Concordo que a consciência está em oposição à turba.Espero que não tenha concluído que o meu comentário ía no sentido contrário.
O que eu penso é que a consciência pessimista é paralizante e faz parte de nós. Não creio que seja a desgraça em si que incita à acção: é, sim, a crença (esperança?) na nossa força para a superar. Assim, o sentido de construção ("a favor")vem da esperança consciente, que nasce até do próprio sofrimento.
Nem sempre é preciso destruir para construir.

22 novembro, 2006 11:15  
Anonymous Anónimo escreveu...

José Quintas:
Grato pela presença e pelas palavras, que são um contributo ao diálogo, sempre muito bem-vindo nesta caixinha.
O desejo do indesejado, a propósito de uma caixa por abrir, é uma bela contradição. Compreendo agora ainda melhor o desejo de "spam", mas não será desta que ajudarei a apaziguar esse monstro sensível ao tédio. Em todo o caso, citando uma amiga sábia também presente neste post, ocorre-me que "l'éspace on le porte en soi" (para quem não ler francês, "o espaço trazê-mo-lo connosco"). Afinal, como conviver com um monstro triste (e inerte, leia-se desactivado) se não testarmos a sua imprevisível ferocidade?

22 novembro, 2006 11:34  
Anonymous Anónimo escreveu...

Paulo:
Não me ocorre outra palavra que melhor defina os motivos que nos levaram a criar este blogue do que a palavra resistência. Apraz-me que o tenha salientado. Enquanto conseguirmos a disponibilidade para continuar o Ultraperiférico (e vai sendo difícil encontrar o tempo necessário) e enquanto mantivermos a esperança de que ajudamos a "salvar a humanidade", um nadinha presunçosos, pretendemos permanecer alheios à frivolidade ambiciosa das auto-promoções tão radicadas na nossa lusitana ultraperiferia cultural.
Também só acredito que "a esperança é na acção", que lutar a favor é lutar contra.
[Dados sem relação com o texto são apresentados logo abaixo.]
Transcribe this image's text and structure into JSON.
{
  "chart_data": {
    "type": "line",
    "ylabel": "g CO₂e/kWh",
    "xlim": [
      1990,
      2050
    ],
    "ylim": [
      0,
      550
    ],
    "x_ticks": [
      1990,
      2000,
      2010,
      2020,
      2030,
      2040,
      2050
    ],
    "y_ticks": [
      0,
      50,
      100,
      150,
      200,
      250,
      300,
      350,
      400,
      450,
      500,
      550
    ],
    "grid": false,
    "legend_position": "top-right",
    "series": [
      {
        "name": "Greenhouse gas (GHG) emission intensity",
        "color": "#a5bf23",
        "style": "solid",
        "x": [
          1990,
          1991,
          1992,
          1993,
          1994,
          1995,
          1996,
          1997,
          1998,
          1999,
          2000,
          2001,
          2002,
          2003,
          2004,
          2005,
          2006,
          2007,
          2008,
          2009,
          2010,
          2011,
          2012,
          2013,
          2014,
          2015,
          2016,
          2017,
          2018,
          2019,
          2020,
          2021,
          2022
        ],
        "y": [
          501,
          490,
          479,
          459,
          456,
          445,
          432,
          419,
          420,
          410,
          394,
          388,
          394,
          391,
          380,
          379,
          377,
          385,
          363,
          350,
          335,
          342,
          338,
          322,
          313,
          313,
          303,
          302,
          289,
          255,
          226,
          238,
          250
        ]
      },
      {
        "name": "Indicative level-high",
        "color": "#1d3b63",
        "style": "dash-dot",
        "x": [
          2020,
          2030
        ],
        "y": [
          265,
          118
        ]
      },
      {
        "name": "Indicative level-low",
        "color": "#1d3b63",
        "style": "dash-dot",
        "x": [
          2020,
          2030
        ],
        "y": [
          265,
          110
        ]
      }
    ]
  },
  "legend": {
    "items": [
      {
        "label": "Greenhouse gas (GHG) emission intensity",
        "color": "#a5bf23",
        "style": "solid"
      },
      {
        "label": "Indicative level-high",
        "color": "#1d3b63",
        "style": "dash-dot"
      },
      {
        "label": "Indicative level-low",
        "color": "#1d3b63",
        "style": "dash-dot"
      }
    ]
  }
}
Mas penso, como Bolota, que melhor que destruir é (re)construir. O que está feito, está feito. O que está por fazer, está por fazer.
A minha questão, no que diz respeito ao economicismo global, é esta: Como encontrar alternativas no campo da democracia se sabemos que os poderes políticos democraticamente eleitos mimetizam os mecanismos do mercado? Que esperança em poderes eleitos que venham anunciar (prometer) a "partilha da escassez"? Que esperança em soluções não autoritárias, não ditatoriais, de transformação da ideologia e prática políticas? Que esperança no papel das universidades e das elites (artistas, poetas, cientistas, filósofos, jornalistas, bloggers) para modificar o estado anestésico da turba?

22 novembro, 2006 13:07  
Anonymous Anónimo escreveu...

Será uma utopia? Cheirinho de resposta vindo dos Himalaias e propagado pelo ocidente, conforme post de BaLa aqui no Ultra, em 24 de Maio...

22 novembro, 2006 14:38  
Anonymous Anónimo escreveu...

UTOPIA
(Zeca Afonso)

Cidade
Sem muros nem ameias
Gente igual por dentro
Gente igual por fora
Onde a folha da palma
afaga a cantaria
Cidade do homem
Não do lobo, mas irmão
Capital da alegria

Braço que dormes
nos braços do rio
Toma o fruto da terra
É teu a ti o deves
lança o teu desafio

Homem que olhas nos olhos
que não negas
o sorriso, a palavra forte e justa
Homem para quem
o nada disto custa
Será que existe
lá para os lados do oriente
Este rio, este rumo, esta gaivota
Que outro fumo deverei seguir
na minha rota?

22 novembro, 2006 14:44  
Anonymous Anónimo escreveu...

Ó Bolota, tu já viste isto? Agora a menina Bala arruma-nos com cantorias. E pensando bem, até nem está mal...arrumado.

22 novembro, 2006 15:16  
Anonymous Anónimo escreveu...

Ele há cada coisa.... mas também acho que bem arrumado ficou na caixa.

22 novembro, 2006 17:38  
Anonymous Anónimo escreveu...

Roteia, à tua questão "como conviver com um monstro triste (e inerte, leia-se desactivado) se não testarmos a sua imprevisível ferocidade?", só me ocorre responder com o que o Adolfo terá dito à Eva nos últimos dias no bunker: "Oh... eu tentei... se tentei..."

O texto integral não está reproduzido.